Giobbe Covatta: “Costanzo per me è stato uno zio. Era di una simpatia sfrenata e di una cattiveria…”
Giobbe Covatta a Tintoria ricorda Maurizio Costanzo: “Fuori dal palco era di una simpatia sfrenata e di una cattiveria… ma era consapevole di farlo anche per gioco e divertimento”
Giobbe Covatta ricorda Maurizio Costanzo. Ospite al podcast Tintoria, l’attore ha ripercorso la sua carriera, a partire dagli esordi al Derby di Milano, a cui poi è seguita la popolarità nazionale grazie, appunto, allo sbarco al Maurizio Costanzo Show.
“Con Costanzo è finita l’infanzia di questo mestiere e sono entrato nell’età adulta”, ha spiegato Covatta. “Non andavo a fare quello che mi pareva, c’erano delle aspettative. Io sono molto indisciplinato, lavoro sempre con mia moglie. Sono totalmente cialtrone”.
Covatta ha raccontato come fu selezionato per lo show di Canale 5: “Costanzo aveva una serie di redattori ed erano suddivisi per settori. Ognuno aveva una specializzazione. Andavano in giro per l’Italia, nei localini. Una di loro mi venne a vedere e mi fece chiamare”.
La certezza di avere svoltato il comico la ebbe dopo una dichiarazione di Costanzo, al termine di una puntata: “Questa è una trasmissione fortunata perché a volte capita di incontrare persone come Giobbe Covatta. Mi dissi: ‘è fatta, dovrei averla sfangata’. E da quel momento feci 200 puntate. Costanzo per me è stato uno zio. Fuori dal palco era di una simpatia sfrenata e di una cattiveria… non riusciva a parlare bene neanche della Madonna. Era una cosa terrificante, ma era consapevole di farlo anche per gioco e divertimento”.

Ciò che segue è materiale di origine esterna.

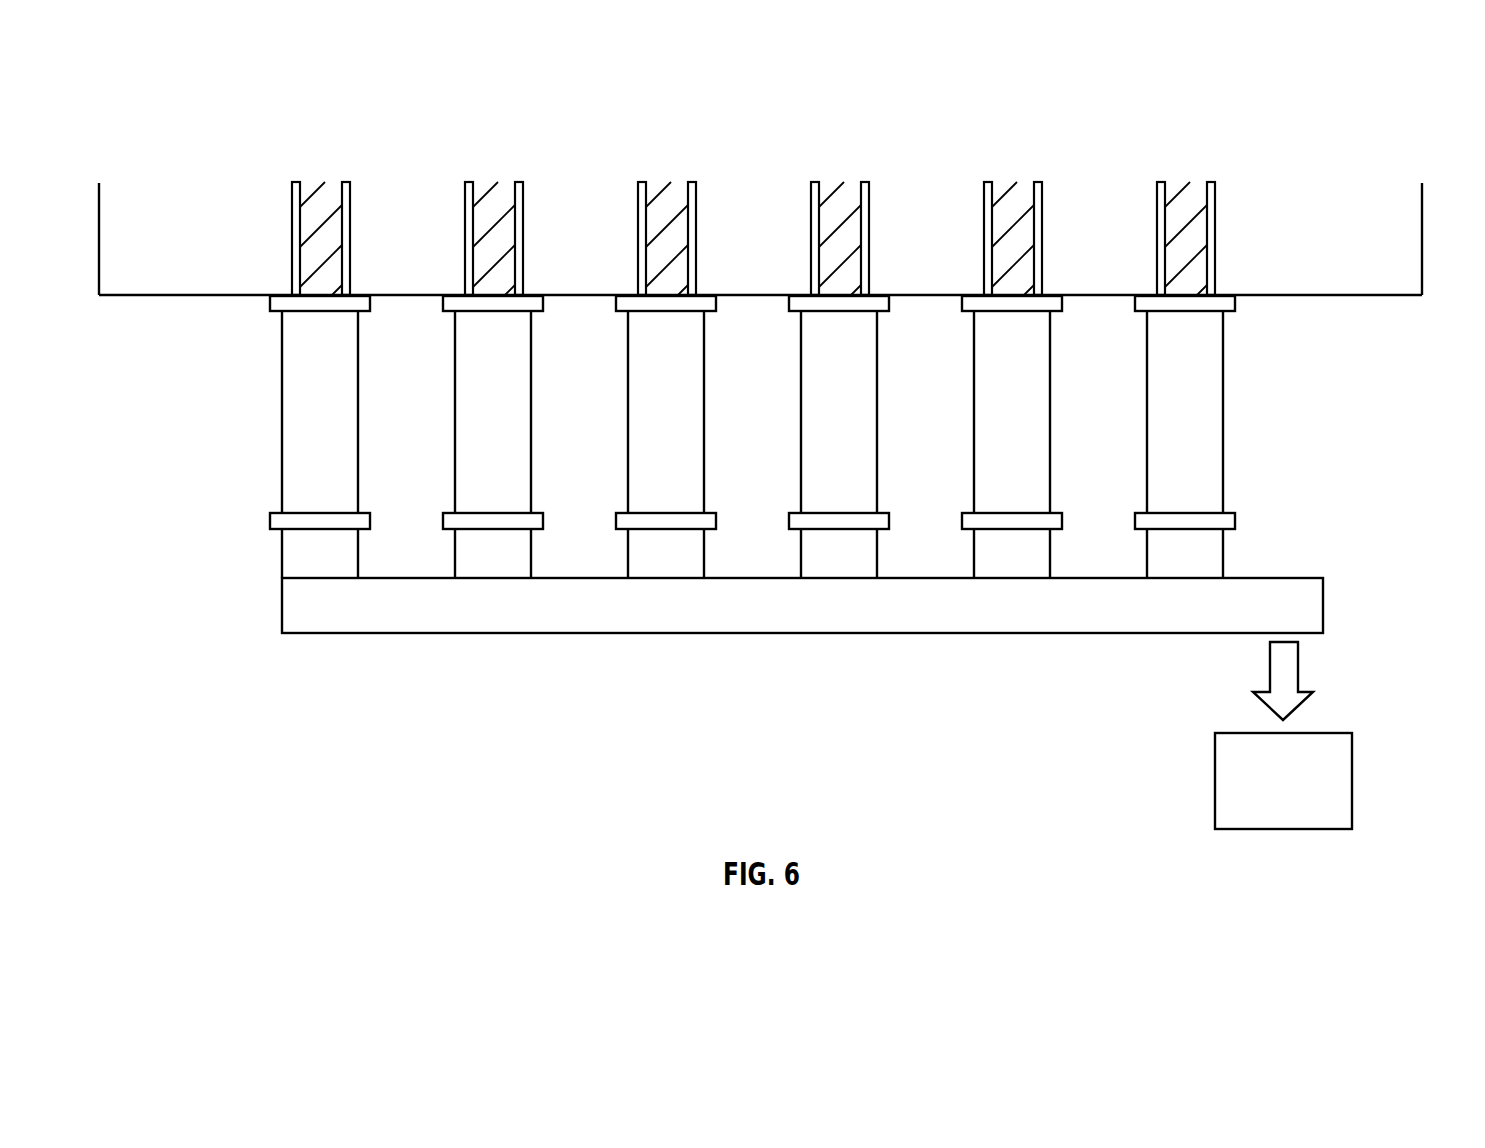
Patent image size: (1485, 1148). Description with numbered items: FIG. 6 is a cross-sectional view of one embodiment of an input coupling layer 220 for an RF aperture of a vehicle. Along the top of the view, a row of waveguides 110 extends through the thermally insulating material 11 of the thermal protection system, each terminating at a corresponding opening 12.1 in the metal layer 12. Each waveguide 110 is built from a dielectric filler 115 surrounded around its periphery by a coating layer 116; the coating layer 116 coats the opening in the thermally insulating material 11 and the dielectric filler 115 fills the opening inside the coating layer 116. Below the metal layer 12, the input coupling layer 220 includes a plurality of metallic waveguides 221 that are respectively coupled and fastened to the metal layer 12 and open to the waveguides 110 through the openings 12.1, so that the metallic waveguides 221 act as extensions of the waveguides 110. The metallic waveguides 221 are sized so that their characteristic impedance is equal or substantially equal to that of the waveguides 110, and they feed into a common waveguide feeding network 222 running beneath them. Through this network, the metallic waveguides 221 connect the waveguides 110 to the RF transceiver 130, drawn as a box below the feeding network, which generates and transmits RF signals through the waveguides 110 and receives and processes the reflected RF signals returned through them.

Covatta ha svelato di aver incrociato più volte Silvio Berlusconi durante le sue esperienze a Mediaset: “Quando ci andai Berlusconi non era ancora in politica, era molto presente e rompeva le balle a tutti quanti. Era molto attivo, entrava nel merito delle cose. L’ho conosciuto anche abbastanza bene. All’epoca era un imprenditore che faceva televisione. Ricordo che una volta a Rete 4, in una riunione, un capostruttura disse: ‘noi siamo una televisione popolare, i nostri inserzionisti vendono le pentole a pressione, i materassi. Il nostro compito non è migliorare il nostro pubblico, perché se lo miglioriamo non compreranno più le pentole a pressione. Dobbiamo fare in modo che il nostro pubblico resti così’. La televisione era uno strumento che serviva a migliorare coloro che ne fruivano, fino a che è diventato uno strumento che serviva a peggiorarli per poter vendere qualcosa. È stato un passaggio devastante dal punto di vista culturale”.